C’est assez diversifié. Il y a vraiment un peu de tout : des nanas jeunes et plutôt rock vont acheter un sac LA. Mais une femme plus classique pourra acheter le même sac et le porter différement , et c’est ce que j’aime. Je trouve que le vrai plaisir pour une styliste qui vient de lancer sa marque c’est que votre création existe en tant que tel lorsqu’une personne l’adopte, le porte… j’ai eu la chance de pouvoir croiser par hasard un de mes sacs sur une nana.
Où peut-on acheter tes produits ?
Je suis distribuée au Japon et en France et j’espère bientôt en Angleterre. En France, on peut les acheter chez Margo Milin, My Family, Liza Korn, Anis les filles à Paris et Two Cour à Perpignan.

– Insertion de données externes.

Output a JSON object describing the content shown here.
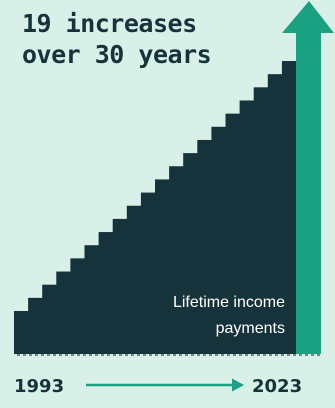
{
  "headline": {
    "line1": "19 increases",
    "line2": "over 30 years"
  },
  "colors": {
    "background": "#d8f0e8",
    "stairs": "#16323a",
    "arrow": "#1aa181",
    "year_arrow": "#1aa181",
    "text_dark": "#16323a",
    "text_light": "#ffffff"
  },
  "chart_data": {
    "type": "step",
    "x_start_label": "1993",
    "x_end_label": "2023",
    "steps": 19,
    "annotation": {
      "line1": "Lifetime income",
      "line2": "payments"
    },
    "grid": false,
    "legend": "none"
  }
}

Est il nécessaire pour une jeune styliste de se développer à l’international ?
C’est indispensable, les étrangers sont friands des créations françaises beaucoup plus que les français. Profitons de cet accueil !!

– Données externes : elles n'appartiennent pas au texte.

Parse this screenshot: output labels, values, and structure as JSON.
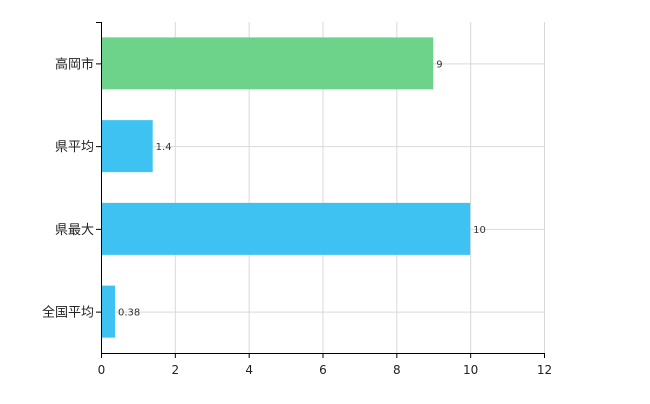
{
  "chart_data": {
    "type": "bar",
    "orientation": "horizontal",
    "categories": [
      "高岡市",
      "県平均",
      "県最大",
      "全国平均"
    ],
    "values": [
      9,
      1.4,
      10,
      0.38
    ],
    "value_labels": [
      "9",
      "1.4",
      "10",
      "0.38"
    ],
    "bar_colors": [
      "#6dd38b",
      "#3ec2f1",
      "#3ec2f1",
      "#3ec2f1"
    ],
    "xlim": [
      0,
      12
    ],
    "xticks": [
      0,
      2,
      4,
      6,
      8,
      10,
      12
    ],
    "xtick_labels": [
      "0",
      "2",
      "4",
      "6",
      "8",
      "10",
      "12"
    ],
    "grid": true,
    "legend": "none",
    "title": "",
    "xlabel": "",
    "ylabel": ""
  },
  "colors": {
    "highlight_bar": "#6dd38b",
    "comparison_bar": "#3ec2f1",
    "grid": "#d9d9d9",
    "axis": "#000000"
  }
}
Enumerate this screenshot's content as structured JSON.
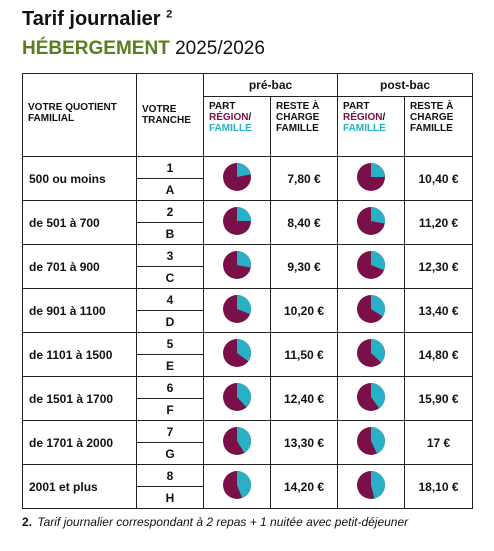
{
  "header": {
    "title": "Tarif journalier",
    "title_note": "2",
    "subtitle_strong": "HÉBERGEMENT",
    "subtitle_year": "2025/2026"
  },
  "table": {
    "col_quotient": "VOTRE QUOTIENT FAMILIAL",
    "col_tranche": "VOTRE TRANCHE",
    "pre_bac": "pré-bac",
    "post_bac": "post-bac",
    "part_label": {
      "part": "PART",
      "region": "RÉGION",
      "slash": "/",
      "famille": "FAMILLE"
    },
    "reste_label": "RESTE À CHARGE FAMILLE",
    "rows": [
      {
        "quotient": "500 ou moins",
        "tranche": [
          "1",
          "A"
        ],
        "pre_share": 22,
        "pre_reste": "7,80 €",
        "post_share": 25,
        "post_reste": "10,40 €"
      },
      {
        "quotient": "de 501 à 700",
        "tranche": [
          "2",
          "B"
        ],
        "pre_share": 25,
        "pre_reste": "8,40 €",
        "post_share": 28,
        "post_reste": "11,20 €"
      },
      {
        "quotient": "de 701 à 900",
        "tranche": [
          "3",
          "C"
        ],
        "pre_share": 28,
        "pre_reste": "9,30 €",
        "post_share": 31,
        "post_reste": "12,30 €"
      },
      {
        "quotient": "de 901 à 1100",
        "tranche": [
          "4",
          "D"
        ],
        "pre_share": 31,
        "pre_reste": "10,20 €",
        "post_share": 34,
        "post_reste": "13,40 €"
      },
      {
        "quotient": "de 1101 à 1500",
        "tranche": [
          "5",
          "E"
        ],
        "pre_share": 35,
        "pre_reste": "11,50 €",
        "post_share": 37,
        "post_reste": "14,80 €"
      },
      {
        "quotient": "de 1501 à 1700",
        "tranche": [
          "6",
          "F"
        ],
        "pre_share": 38,
        "pre_reste": "12,40 €",
        "post_share": 40,
        "post_reste": "15,90 €"
      },
      {
        "quotient": "de 1701 à 2000",
        "tranche": [
          "7",
          "G"
        ],
        "pre_share": 41,
        "pre_reste": "13,30 €",
        "post_share": 43,
        "post_reste": "17 €"
      },
      {
        "quotient": "2001 et plus",
        "tranche": [
          "8",
          "H"
        ],
        "pre_share": 44,
        "pre_reste": "14,20 €",
        "post_share": 46,
        "post_reste": "18,10 €"
      }
    ]
  },
  "footnote": {
    "number": "2.",
    "text": "Tarif journalier correspondant à 2 repas + 1 nuitée avec petit-déjeuner"
  }
}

Comment va évoluer la collection ?
Je vais bien sûr continuer à faire vivre ma collection. Pour l’hiver prochain, je prévois deux nouveaux modèles supplémentaires. Je vais également sortir des pochettes liées aux sacs. Après je voudrais bien réaliser des bijoux liés au travail du cuir et des foulards. Idéalement, si je pouvais, je ferais des chaussures et aussi du prêt-à-porter. Je me dis toujours tiens il me faudrait une veste comme ça pour porter ce sac… Mais chaque chose en son temps. Le problème n’est pas d’avoir des idées mais de pouvoir les réaliser.
Quel est ton designer préféré ?
J’aime beaucoup Alexander McQueen pour ses designs, son univers et la mise en scène qu’il crée à chaque collection. Il avait fait un défilé sur la nature qui était absolument féérique. Il transporte les gens dans son univers. Tout le travail réalisé sur les pièces est juste extraordinaire. Et je rendrais un immense hommage également à Worth c’est lui qui a ouvert la voie aux créateurs de mode.
Aurais tu des adresses modes à recommander ?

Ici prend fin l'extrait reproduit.